Kabar24.com, JAKARTA - Pesawat Lion Air JT610 yang jatuh di perairan Kawarang dikemudikan Kapten Pilot berkebangsaan India, Bhavye Suneja, 31 tahun. Sementara co-pilot adalah Harvino, warga negara Indonesia.
Sesaat sebelum pesawat menukik ke laut, pilot Suneja hanya terdiam. Sedangkan Harvino menyerukan Allahu Akbar. Setelah itu pesawat pun menghantam perairan laut dan menewaskan total 189 orang di dalamnya.
Hal itu terungkap dari rekaman detik-detik menjelang jatuhnya pesawat Lion Air JT 610 dari Jakarta menuju Pangkal Pinang terungkap. Kantor berita Reuters mengungkap hasil investigasi terhadap kecelakaan Lion Air Boeing 737 MAX pada 29 Oktober 2018.
Berdasarkan hasil investigasi kecelakaan yang dilansir Reuters, sang pilot dan kopilot sebelumnya bersusah payah mencari informasi dari buku panduan setelah pesawat jet yang mereka kendalikan tiba-tiba menukik ke bawah. Namun tak banyak yang dilakukan. Mereka akhirnya kehabisan waktu dan terhempas seketika ke dalam lautan.
Ini adalah pertama kalinya isi rekaman suara dari pesawat Lion Air yang nahas tersebut diperdengarkan. Investigasi ini dilakukan setelah otoritas penerbangan Amerika Serikat (AS) Federal Aviation Administration (FAA) dan regulator lain menghentikan operasional model pesawat Boeing tersebut pascakecelakaan di Ethiopia pada 10 Maret 2019.
Menurut laporan awal yang dirilis pada November 2018, Kapten pilot Lion Air memegang kendali penerbangan Lion Air JT 610 ketika pesawat itu lepas landas dari Jakarta, sedangkan co-pilot pesawat bertugas menangani radio.
Ada tiga narasumber yang diwawancarai oleh Reuters. Sumber tersebut menyatakan dua menit setelah lepas landas, co-pilot melaporkan “masalah kontrol penerbangan” kepada pihak ATC (air traffic control) dan mengutarakan bahwa pilot bermaksud mempertahankan ketinggian di 5.000 kaki.
Co-pilot tidak memerinci permasalahan yang dialami, tetapi menurut seorang sumber, rekaman suara kokpit menyebutkan kecepatan udara. Sementara itu, sumber kedua mengatakan indikator menunjukkan adanya masalah pada layar kapten, bukan pada layar co-pilot.

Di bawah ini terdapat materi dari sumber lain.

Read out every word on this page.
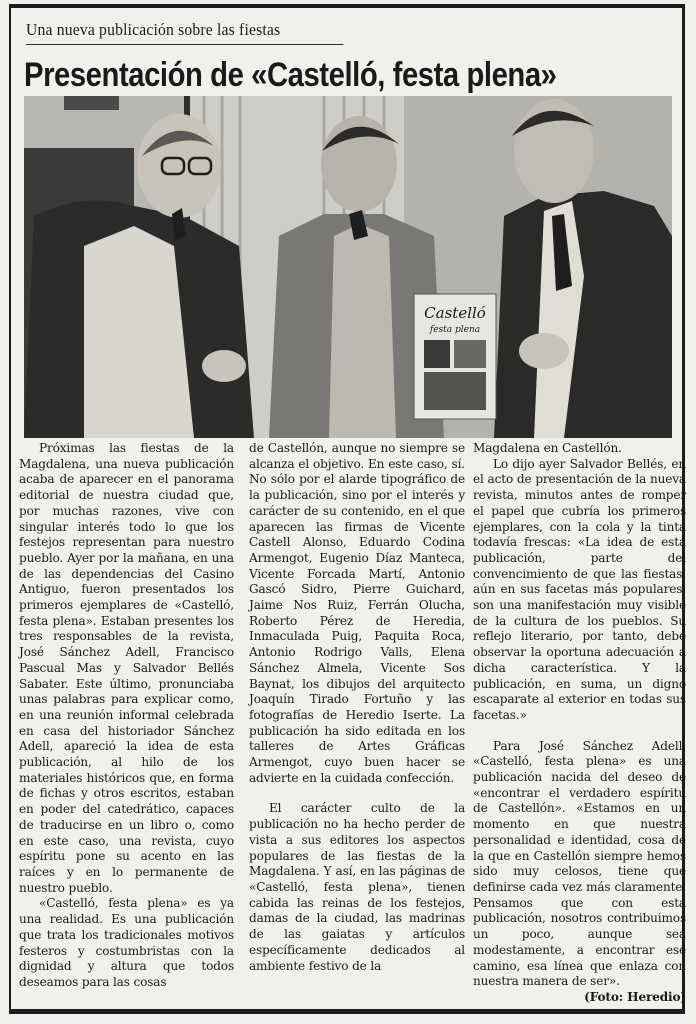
Una nueva publicación sobre las fiestas
Presentación de «Castelló, festa plena»
Castelló
festa plena

Próximas las fiestas de la Magdalena, una nueva publicación acaba de aparecer en el panorama editorial de nuestra ciudad que, por muchas razones, vive con singular interés todo lo que los festejos representan para nuestro pueblo. Ayer por la mañana, en una de las dependencias del Casino Antiguo, fueron presentados los primeros ejemplares de «Castelló, festa plena». Estaban presentes los tres responsables de la revista, José Sánchez Adell, Francisco Pascual Mas y Salvador Bellés Sabater. Este último, pronunciaba unas palabras para explicar como, en una reunión informal celebrada en casa del historiador Sánchez Adell, apareció la idea de esta publicación, al hilo de los materiales históricos que, en forma de fichas y otros escritos, estaban en poder del catedrático, capaces de traducirse en un libro o, como en este caso, una revista, cuyo espíritu pone su acento en las raíces y en lo permanente de nuestro pueblo.

«Castelló, festa plena» es ya una realidad. Es una publicación que trata los tradicionales motivos festeros y costumbristas con la dignidad y altura que todos deseamos para las cosas

de Castellón, aunque no siempre se alcanza el objetivo. En este caso, sí. No sólo por el alarde tipográfico de la publicación, sino por el interés y carácter de su contenido, en el que aparecen las firmas de Vicente Castell Alonso, Eduardo Codina Armengot, Eugenio Díaz Manteca, Vicente Forcada Martí, Antonio Gascó Sidro, Pierre Guichard, Jaime Nos Ruiz, Ferrán Olucha, Roberto Pérez de Heredia, Inmaculada Puig, Paquita Roca, Antonio Rodrigo Valls, Elena Sánchez Almela, Vicente Sos Baynat, los dibujos del arquitecto Joaquín Tirado Fortuño y las fotografías de Heredio Iserte. La publicación ha sido editada en los talleres de Artes Gráficas Armengot, cuyo buen hacer se advierte en la cuidada confección.

El carácter culto de la publicación no ha hecho perder de vista a sus editores los aspectos populares de las fiestas de la Magdalena. Y así, en las páginas de «Castelló, festa plena», tienen cabida las reinas de los festejos, damas de la ciudad, las madrinas de las gaiatas y artículos específicamente dedicados al ambiente festivo de la

Magdalena en Castellón.

Lo dijo ayer Salvador Bellés, en el acto de presentación de la nueva revista, minutos antes de romper el papel que cubría los primeros ejemplares, con la cola y la tinta todavía frescas: «La idea de esta publicación, parte del convencimiento de que las fiestas, aún en sus facetas más populares, son una manifestación muy visible de la cultura de los pueblos. Su reflejo literario, por tanto, debe observar la oportuna adecuación a dicha característica. Y la publicación, en suma, un digno escaparate al exterior en todas sus facetas.»

Para José Sánchez Adell, «Castelló, festa plena» es una publicación nacida del deseo de «encontrar el verdadero espíritu de Castellón». «Estamos en un momento en que nuestra personalidad e identidad, cosa de la que en Castellón siempre hemos sido muy celosos, tiene que definirse cada vez más claramente. Pensamos que con esta publicación, nosotros contribuimos un poco, aunque sea modestamente, a encontrar ese camino, esa línea que enlaza con nuestra manera de ser».

(Foto: Heredio)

Kapten pun meminta co-pilot untuk memeriksa buku panduan referensi cepat, yang berisikan daftar peristiwa-peristiwa abnormal, seperti dituturkan sumber pertama.
Selama sembilan menit berikutnya, pesawat itu memperingatkan sang pilot adanya kondisi stall dan otomatis meresponsnya dengan mendorong bagian hidung pesawat ke bawah, laporan itu menunjukkan.
Kondisi stall terjadi ketika aliran udara di atas sayap pesawat terlalu lemah untuk menghasilkan daya angkat dan membuatnya tetap terbang.
Sang kapten, dikatakan sumber yang sama, berjuang keras untuk menaikkan pesawat. Namun komputer, yang masih salah merasakan kondisi stall, terus menekan hidungnya menggunakan sistem trim pesawat. Normalnya, sistem trim menyesuaikan permukaan kontrol pesawat untuk memastikannya terbang lurus dan datar.
“Mereka tampaknya tidak tahu trim itu bergerak turun. Mereka hanya memikirkan kecepatan udara dan ketinggian. Hanya itu yang mereka bicarakan,” ungkap sumber ketiga.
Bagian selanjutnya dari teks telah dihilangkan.